Pub Date: April 5th, 2022
ISBN: 978-0-593-44867-0
Publisher: Hogarth

A bighearted portrait of an Indigenous woman whose transracial adoption spurs a lifelong quest to discover—or perhaps create—her identity.

Born in the 1970s to a White, unmarried teenage mother and a Métis/Cree father, Ruby is placed in foster care and eventually adopted by a White couple who “couldn’t afford to be too choosy” about the baby’s Indigenous heritage. Ruby’s adoptive father, a seldom-employed alcoholic, leaves the family when Ruby is an adolescent. Ruby remains unhappily with her mother, Alice, who makes her wear a huge hat because her skin "instantly browned up in the sun" and who won’t help her daughter research her Indigenous roots. Deprived of both her own history and real affection as she comes of age, Ruby grasps for satisfaction where she can find it, often resorting to alcohol and sex with unworthy partners.
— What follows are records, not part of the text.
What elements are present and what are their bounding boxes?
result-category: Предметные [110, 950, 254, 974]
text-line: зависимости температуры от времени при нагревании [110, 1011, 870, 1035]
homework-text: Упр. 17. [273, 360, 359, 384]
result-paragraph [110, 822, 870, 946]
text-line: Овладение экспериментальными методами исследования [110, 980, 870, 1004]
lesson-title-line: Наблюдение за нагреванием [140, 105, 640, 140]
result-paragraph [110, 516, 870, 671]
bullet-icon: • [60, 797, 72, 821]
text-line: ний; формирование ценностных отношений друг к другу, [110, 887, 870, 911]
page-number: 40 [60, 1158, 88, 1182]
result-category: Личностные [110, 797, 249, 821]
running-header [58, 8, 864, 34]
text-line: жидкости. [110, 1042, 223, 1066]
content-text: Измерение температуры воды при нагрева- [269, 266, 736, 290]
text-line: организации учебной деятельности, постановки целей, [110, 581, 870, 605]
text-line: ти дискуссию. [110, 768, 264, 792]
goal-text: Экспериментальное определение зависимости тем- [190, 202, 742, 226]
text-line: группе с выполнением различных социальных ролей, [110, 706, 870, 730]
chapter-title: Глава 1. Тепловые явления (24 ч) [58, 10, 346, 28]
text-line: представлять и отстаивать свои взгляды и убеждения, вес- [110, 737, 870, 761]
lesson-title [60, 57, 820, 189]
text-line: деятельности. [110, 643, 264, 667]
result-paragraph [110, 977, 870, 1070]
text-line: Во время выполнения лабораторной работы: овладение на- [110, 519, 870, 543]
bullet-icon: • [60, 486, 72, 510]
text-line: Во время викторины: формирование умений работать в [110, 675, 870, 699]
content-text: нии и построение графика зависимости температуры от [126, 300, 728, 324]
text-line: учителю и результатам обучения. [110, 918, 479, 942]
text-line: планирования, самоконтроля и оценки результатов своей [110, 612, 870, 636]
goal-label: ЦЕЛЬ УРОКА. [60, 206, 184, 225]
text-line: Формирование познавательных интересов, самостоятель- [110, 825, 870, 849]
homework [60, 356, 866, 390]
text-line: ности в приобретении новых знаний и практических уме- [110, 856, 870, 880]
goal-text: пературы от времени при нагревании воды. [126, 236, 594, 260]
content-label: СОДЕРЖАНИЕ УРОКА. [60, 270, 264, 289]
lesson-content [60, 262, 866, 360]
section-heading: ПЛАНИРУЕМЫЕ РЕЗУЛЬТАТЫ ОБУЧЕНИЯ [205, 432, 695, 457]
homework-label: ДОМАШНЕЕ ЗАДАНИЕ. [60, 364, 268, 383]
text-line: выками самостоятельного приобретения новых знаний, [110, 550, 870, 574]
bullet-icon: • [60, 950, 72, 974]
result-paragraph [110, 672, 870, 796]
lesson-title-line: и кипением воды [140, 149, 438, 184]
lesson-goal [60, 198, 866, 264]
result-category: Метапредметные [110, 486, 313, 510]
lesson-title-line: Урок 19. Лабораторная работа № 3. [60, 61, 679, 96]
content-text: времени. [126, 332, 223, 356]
The novel is composed of chapters dated by year and titled with the names of people who have shaped Ruby, including her adoptive and biological parents, boyfriends, and social workers. The random ordering of the vignettes—ranging from 1950 to 2018—can be confusing. Some chapters are told from Ruby's perspective and involve figures in her life, while others assume the points of view of family members Ruby never meets. The chapter about Ruby's pregnant birth mother is a heartbreaking account of what happens when women lack reproductive freedom, and the chapter that follows Ruby's grandfather convincingly renders the abuse he suffers as a student at one of Canada’s notorious residential schools for Indigenous children. Sometimes the fragmented narrative is unsatisfying: As soon as one character’s central trauma is revealed, the novel moves on to another, leaving little opportunity for development. Only Ruby is fully realized by the end. But readers may forgive clunky prose and spans of exposition for the chance to spend time with this complicated character with a big laugh and a guarded but vulnerable heart.

An unsparing exploration of the injustices wrought by misogyny and settler colonialism.